Know your data?

Recently I was reminded of some work we did a number of years ago. It involved a large research database, painstakingly collected over 20 years. The data was defined across a number of specialisations within a single clinical domain and represented in 83 data dictionaries stored in an Excel spreadsheet.

Data was collected based on a series of questionnaires, and we were told that successive data custodians had, true to human nature, made slight tweaks and updates to the questionnaires on multiple occasions. The data collected was actually evolving!

The only way to view the data was to open each of the 83 spreadsheets, painstakingly, one by one.

We were engaged to create archetypes to represent both the legacy data and the data that the research organisation wished to standardise to take forward.

So the activity of converting these data dictionaries - firstly to archetypes for each clinical concept, and then representing each data dictionary as a template - resulting in considerable insight into the quality and scope of the data that hadn't been available previously.

For example, the mind map below is an aggregation of the various ways that questions were asked about the topic of smoking.

SmokingInterestingly, what it showed was that no one individual in the organisation had full oversight of the detailed data in all of the data dictionaries.The development of the archetypes effectively provided a cross section of the data focusing on commonality at a clinical concept level and revealed insights into the whole data collection that was a major surprise to the research organisation. It triggered an internal review and major revision of their data.
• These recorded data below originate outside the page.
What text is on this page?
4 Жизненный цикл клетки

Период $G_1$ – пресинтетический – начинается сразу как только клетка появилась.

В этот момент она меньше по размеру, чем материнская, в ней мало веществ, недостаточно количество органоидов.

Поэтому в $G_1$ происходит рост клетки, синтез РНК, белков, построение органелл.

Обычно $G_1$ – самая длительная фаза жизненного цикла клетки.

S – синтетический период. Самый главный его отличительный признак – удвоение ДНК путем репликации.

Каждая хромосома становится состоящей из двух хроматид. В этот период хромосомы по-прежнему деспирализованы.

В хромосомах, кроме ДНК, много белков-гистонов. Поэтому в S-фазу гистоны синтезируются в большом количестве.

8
Some of the issues apparent in this mind map are:

  • A number of questions have been asked in slightly different ways, but with slight semantic variation, thus creating the old 'apples' vs 'pears' problem when all we wanted was a basket of apples;
  • Often the data is abstracted and recorded in categories, rather than recording the actual, valuable raw data which could be used for multiple purposes, not just he purpose of the rigid categories;
  • Some questions have 'munged' two questions together with a single True/False answer, resulting in somewhat ambiguous data; and
  • Some questions are based on fixed intervals of time.

No doubt you will see other issues or have more variations of your own you could share in your systems.

And we have repeatedly seen a number of our clients undergo this same process, where archetypes help to reveal issues with enormously valuable data that had previously been obscured by spreadsheets and the like. The creation of archetypes and re-use of archetypes as consistent patterns for clinical content has an enormous positive impact on the quality of data that is subsequently collected.

And while harmonisation and pattern re-use within one organisation or project can be hard enough, standardisation between organisations or regions or national programs or even internationally has further challenges. It may take a while to achieve broader harmonisation but the benefits of interoperability will be palpable when we get there.

In the meantime the archetypes are a great way to trigger the necessary conversations between the clinicians, domain experts, organisations, vendors and other interested parties - getting a handle on our data is a human issue that needs dialogue and collaboration to solve.

Archetypes are a great way to get a handle on our data.